The Ontario Securities Commission (OSC) has ruled that a scheme that raised $1.2 million from investors to buy into luxury vacation properties was fraudulent.

The OSC issued its decision and reasons last week in the case of Moncasa Capital Corp., and its president and sole director, John Collins.

The commission found that Moncasa and Collins traded without registration, carried out an illegal distribution, committed fraud and violated the public interest, among other things.

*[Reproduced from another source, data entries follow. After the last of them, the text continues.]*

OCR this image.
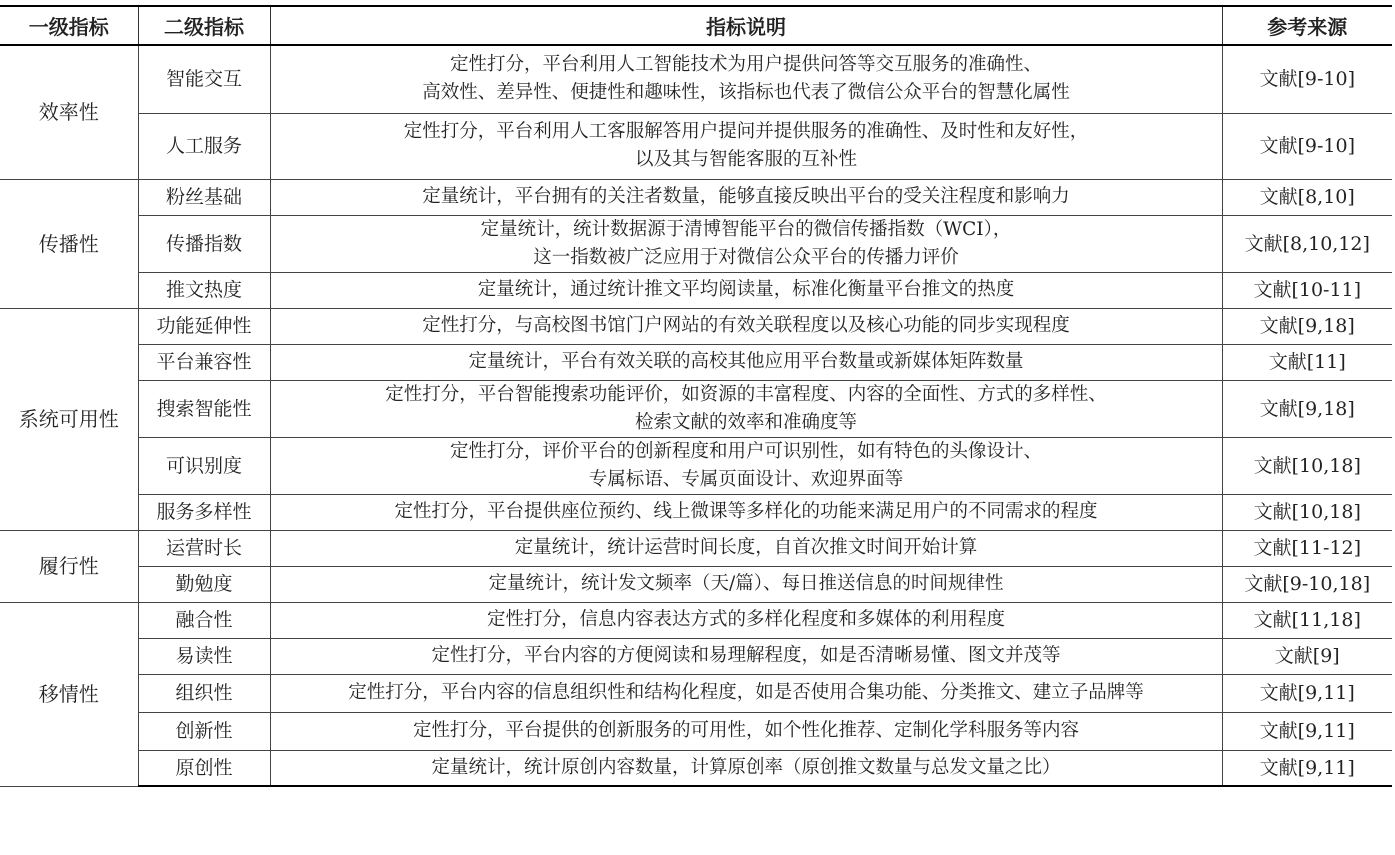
一级指标	二级指标	指标说明	参考来源
效率性	智能交互	定性打分，平台利用人工智能技术为用户提供问答等交互服务的准确性、
高效性、差异性、便捷性和趣味性，该指标也代表了微信公众平台的智慧化属性	文献[9-10]
	人工服务	定性打分，平台利用人工客服解答用户提问并提供服务的准确性、及时性和友好性，
以及其与智能客服的互补性	文献[9-10]
传播性	粉丝基础	定量统计，平台拥有的关注者数量，能够直接反映出平台的受关注程度和影响力	文献[8,10]
	传播指数	定量统计，统计数据源于清博智能平台的微信传播指数（WCI），
这一指数被广泛应用于对微信公众平台的传播力评价	文献[8,10,12]
	推文热度	定量统计，通过统计推文平均阅读量，标准化衡量平台推文的热度	文献[10-11]
系统可用性	功能延伸性	定性打分，与高校图书馆门户网站的有效关联程度以及核心功能的同步实现程度	文献[9,18]
	平台兼容性	定量统计，平台有效关联的高校其他应用平台数量或新媒体矩阵数量	文献[11]
	搜索智能性	定性打分，平台智能搜索功能评价，如资源的丰富程度、内容的全面性、方式的多样性、
检索文献的效率和准确度等	文献[9,18]
	可识别度	定性打分，评价平台的创新程度和用户可识别性，如有特色的头像设计、
专属标语、专属页面设计、欢迎界面等	文献[10,18]
	服务多样性	定性打分，平台提供座位预约、线上微课等多样化的功能来满足用户的不同需求的程度	文献[10,18]
履行性	运营时长	定量统计，统计运营时间长度，自首次推文时间开始计算	文献[11-12]
	勤勉度	定量统计，统计发文频率（天/篇）、每日推送信息的时间规律性	文献[9-10,18]
移情性	融合性	定性打分，信息内容表达方式的多样化程度和多媒体的利用程度	文献[11,18]
	易读性	定性打分，平台内容的方便阅读和易理解程度，如是否清晰易懂、图文并茂等	文献[9]
	组织性	定性打分，平台内容的信息组织性和结构化程度，如是否使用合集功能、分类推文、建立子品牌等	文献[9,11]
	创新性	定性打分，平台提供的创新服务的可用性，如个性化推荐、定制化学科服务等内容	文献[9,11]
	原创性	定量统计，统计原创内容数量，计算原创率（原创推文数量与总发文量之比）	文献[9,11]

OSC staff alleged that between April 1, 2008 and May 16, 2011, more than 50 investors in Ontario and elsewhere in Canada, were sold approximately $1.2 million worth of securities, purportedly to purchase luxury vacation properties in the Caribbean for rental purposes. However, the firm did not own any properties, and all but $7,650 of the funds raised from investors was expended for other purposes.

As a result, the OSC concluded that, “The investment scheme perpetrated by Moncasa and Collins was fraudulent.”

It said that Moncasa misled investors, that investors were deprived of their funds as a result of false and misleading statements, and that it also deceived investors by allowing its salespeople to use aliases and to engage in high pressure sales tactics.

The OSC also found that Collins — who was not registered, but had previously been registered as a salesperson with penny stock dealer, Marchment & Mackay Ltd. between 1994 and 1997; and later with C.J. Elbourne Securities Inc. from 1997 to 2000 — deceived investors by misrepresenting his qualifications, expertise, and experience and Moncasa’s business activities and use of funds.

The OSC didn’t levy any penalties, setting July 11 as the date for a sanctions hearing. The decision noted that no one appeared for Moncasa or Collins in order to defend the allegations.